Eye strain (Grade: C)
Early evidence suggests that taking bilberry extract with fish oils and lutein may help improve symptoms of eye strain. However, research is needed on the possible benefits of bilberry alone. Further study is needed in this field.
Fibrocystic breast disease (Grade: C)
There is early evidence suggesting a possible benefit of bilberry in treating fibrocystic breast disease, a condition in which the breast tissue feels lumpy. More study is needed before firm conclusions can be made.
Fibromyalgia (Grade: C)
One study has looked at the use of compounds from bilberry, cranberries, and grape seed in people who have fibromyalgia. Early findings suggest that these compounds may improve sleep, fatigue, and general health. Although promising, more research is needed on the effect of bilberry alone.
Glaucoma (Grade: C)
High pressure in the eyes is thought to be a risk factor for glaucoma. One study reports that Mirtogenol
Heart disease (risk) (Grade: C)
Early human evidence suggests that compounds in berries such as bilberry may benefit people who have high cholesterol, blood sugar disorders, or metabolic disorder. However, the available research has looked at treatments involving multiple berries, including bilberries used with black currants. Other studies have looked at the use bilberries in combination with other foods. There is some evidence that these treatments may benefit body weight, waist circumference, inflammation, insulin, and blood sugar. Though promising, more information is needed on the use of bilberries alone.
Inflammation (Grade: C)
Early human research suggests that bilberry may help reduce inflammation. However, most available research has looked at the use of combination treatments involving various berries. More information on the effects of bilberry alone is needed before conclusions can be made.

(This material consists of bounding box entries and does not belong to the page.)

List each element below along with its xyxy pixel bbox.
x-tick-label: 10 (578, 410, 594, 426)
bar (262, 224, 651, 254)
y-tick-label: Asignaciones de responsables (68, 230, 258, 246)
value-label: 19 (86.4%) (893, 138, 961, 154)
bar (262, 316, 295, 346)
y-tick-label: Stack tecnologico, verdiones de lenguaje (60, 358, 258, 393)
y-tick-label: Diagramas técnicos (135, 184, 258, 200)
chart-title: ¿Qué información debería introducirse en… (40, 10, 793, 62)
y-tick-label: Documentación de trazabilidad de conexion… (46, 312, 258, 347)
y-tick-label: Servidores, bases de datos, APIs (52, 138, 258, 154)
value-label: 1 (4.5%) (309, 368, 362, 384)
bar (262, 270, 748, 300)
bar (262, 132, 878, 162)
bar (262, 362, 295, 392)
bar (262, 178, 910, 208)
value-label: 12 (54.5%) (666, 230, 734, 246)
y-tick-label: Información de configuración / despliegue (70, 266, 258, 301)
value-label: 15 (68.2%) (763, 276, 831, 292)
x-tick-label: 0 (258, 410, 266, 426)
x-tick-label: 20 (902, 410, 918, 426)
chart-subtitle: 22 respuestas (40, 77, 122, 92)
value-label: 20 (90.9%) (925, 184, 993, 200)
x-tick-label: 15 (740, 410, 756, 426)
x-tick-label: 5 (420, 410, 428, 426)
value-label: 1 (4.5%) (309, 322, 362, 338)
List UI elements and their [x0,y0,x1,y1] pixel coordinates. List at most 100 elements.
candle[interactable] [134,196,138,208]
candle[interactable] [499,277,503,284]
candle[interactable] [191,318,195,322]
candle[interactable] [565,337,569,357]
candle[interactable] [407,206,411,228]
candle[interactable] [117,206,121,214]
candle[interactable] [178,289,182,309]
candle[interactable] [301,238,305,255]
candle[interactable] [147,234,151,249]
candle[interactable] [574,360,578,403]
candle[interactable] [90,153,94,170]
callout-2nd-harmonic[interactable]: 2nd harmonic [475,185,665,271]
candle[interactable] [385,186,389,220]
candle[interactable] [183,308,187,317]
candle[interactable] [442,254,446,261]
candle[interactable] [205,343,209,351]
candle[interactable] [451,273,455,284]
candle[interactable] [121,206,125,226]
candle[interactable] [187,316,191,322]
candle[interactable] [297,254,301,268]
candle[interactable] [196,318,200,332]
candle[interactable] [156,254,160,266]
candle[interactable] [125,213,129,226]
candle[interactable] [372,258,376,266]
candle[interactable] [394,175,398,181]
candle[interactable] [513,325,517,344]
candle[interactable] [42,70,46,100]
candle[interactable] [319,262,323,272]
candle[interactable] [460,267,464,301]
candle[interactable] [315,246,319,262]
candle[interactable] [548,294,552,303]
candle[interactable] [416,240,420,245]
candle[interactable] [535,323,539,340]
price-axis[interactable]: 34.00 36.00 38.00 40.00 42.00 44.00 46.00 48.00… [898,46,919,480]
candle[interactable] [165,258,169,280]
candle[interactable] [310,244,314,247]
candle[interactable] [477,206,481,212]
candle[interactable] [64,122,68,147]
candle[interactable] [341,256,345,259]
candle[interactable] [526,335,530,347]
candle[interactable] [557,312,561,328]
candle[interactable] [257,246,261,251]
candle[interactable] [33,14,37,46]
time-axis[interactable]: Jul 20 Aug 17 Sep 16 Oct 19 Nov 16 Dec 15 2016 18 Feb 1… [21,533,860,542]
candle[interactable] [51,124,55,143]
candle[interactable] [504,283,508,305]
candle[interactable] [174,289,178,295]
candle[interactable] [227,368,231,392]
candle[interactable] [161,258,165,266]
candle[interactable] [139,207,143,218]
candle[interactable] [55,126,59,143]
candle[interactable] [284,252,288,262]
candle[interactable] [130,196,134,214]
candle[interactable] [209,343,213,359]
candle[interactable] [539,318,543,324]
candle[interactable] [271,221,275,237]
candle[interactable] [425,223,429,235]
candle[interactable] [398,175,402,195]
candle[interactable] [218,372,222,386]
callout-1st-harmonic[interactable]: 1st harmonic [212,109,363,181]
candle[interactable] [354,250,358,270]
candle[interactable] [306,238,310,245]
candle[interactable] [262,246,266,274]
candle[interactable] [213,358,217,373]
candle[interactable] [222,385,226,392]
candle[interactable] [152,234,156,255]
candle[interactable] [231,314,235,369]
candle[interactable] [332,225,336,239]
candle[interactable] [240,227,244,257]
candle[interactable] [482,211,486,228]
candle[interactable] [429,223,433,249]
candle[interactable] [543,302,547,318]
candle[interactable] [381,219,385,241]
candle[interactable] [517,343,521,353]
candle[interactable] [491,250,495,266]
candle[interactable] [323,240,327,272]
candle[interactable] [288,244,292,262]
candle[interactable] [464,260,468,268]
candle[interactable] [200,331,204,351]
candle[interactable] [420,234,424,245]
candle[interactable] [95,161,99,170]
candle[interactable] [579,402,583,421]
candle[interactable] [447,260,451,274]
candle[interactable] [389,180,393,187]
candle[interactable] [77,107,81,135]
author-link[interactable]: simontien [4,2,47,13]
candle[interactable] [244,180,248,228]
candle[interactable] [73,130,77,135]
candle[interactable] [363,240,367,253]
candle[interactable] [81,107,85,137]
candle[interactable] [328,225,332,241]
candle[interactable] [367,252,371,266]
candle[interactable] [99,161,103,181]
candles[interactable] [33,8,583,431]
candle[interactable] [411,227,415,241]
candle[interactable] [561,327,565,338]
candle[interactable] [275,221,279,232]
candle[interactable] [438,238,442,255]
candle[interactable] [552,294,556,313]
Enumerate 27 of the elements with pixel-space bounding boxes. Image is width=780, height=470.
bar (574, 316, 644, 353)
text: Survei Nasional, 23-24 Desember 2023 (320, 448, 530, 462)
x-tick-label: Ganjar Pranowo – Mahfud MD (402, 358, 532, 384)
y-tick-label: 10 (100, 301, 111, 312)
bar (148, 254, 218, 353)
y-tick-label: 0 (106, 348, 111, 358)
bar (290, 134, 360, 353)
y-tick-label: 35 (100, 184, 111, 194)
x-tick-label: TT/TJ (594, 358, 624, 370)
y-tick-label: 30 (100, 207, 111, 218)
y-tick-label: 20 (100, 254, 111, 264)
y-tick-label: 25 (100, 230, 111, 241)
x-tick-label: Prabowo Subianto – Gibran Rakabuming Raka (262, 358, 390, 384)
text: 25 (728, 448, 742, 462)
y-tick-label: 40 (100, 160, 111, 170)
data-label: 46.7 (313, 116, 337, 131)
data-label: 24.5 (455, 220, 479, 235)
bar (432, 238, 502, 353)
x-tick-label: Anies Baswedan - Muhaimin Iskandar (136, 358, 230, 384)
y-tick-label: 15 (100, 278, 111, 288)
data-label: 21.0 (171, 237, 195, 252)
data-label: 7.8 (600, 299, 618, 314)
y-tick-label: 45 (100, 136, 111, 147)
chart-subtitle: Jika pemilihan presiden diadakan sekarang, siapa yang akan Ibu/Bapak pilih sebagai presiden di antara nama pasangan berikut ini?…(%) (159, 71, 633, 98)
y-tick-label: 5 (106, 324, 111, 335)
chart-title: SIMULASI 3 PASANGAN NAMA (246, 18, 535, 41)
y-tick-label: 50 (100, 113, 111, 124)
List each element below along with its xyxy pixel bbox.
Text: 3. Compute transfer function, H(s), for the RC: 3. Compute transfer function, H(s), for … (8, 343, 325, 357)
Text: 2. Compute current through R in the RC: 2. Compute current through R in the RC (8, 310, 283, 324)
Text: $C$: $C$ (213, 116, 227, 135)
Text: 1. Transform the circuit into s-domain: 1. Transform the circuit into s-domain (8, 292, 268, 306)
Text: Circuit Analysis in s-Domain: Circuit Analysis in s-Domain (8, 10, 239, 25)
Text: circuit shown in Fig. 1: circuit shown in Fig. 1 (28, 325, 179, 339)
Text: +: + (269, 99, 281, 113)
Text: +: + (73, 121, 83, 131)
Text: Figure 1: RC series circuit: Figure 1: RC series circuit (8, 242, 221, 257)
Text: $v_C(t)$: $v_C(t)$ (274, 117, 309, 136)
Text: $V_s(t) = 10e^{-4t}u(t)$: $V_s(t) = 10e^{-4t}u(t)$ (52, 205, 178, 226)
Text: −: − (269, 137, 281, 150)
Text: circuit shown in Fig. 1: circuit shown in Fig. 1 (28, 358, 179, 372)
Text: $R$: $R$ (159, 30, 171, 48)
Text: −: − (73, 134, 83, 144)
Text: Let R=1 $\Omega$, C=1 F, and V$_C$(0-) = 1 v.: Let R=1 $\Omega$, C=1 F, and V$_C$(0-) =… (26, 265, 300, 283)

Irritable bowel syndrome (Grade: C)
Early evidence suggests that a combination containing powdered bilberry fruit may help improve irritable bowel syndrome (IBS) symptoms. However, further high-quality studies are needed to determine the possible benefit of bilberry alone.
Retinopathy (diabetic eye disease) (Grade: C)
More research is still needed on the effectiveness of bilberry in treating diabetic eye disease. Early animal studies suggest that an extract of bilberry may have benefit as an antioxidant and anti-inflammatory agent. More information is needed before conclusions can be made on the use of bilberry for this condition.
Night vision (Grade: D)
Early studies in the 1960s and 1970s suggested a benefit of bilberry on night vision. However, recent research has failed to demonstrate effect. Two reviews reported inconsistent findings. The available evidence suggests a lack of benefit for this purpose. Without more positive evidence from high-quality studies, the use of bilberry products for night vision may not be considered scientifically supported.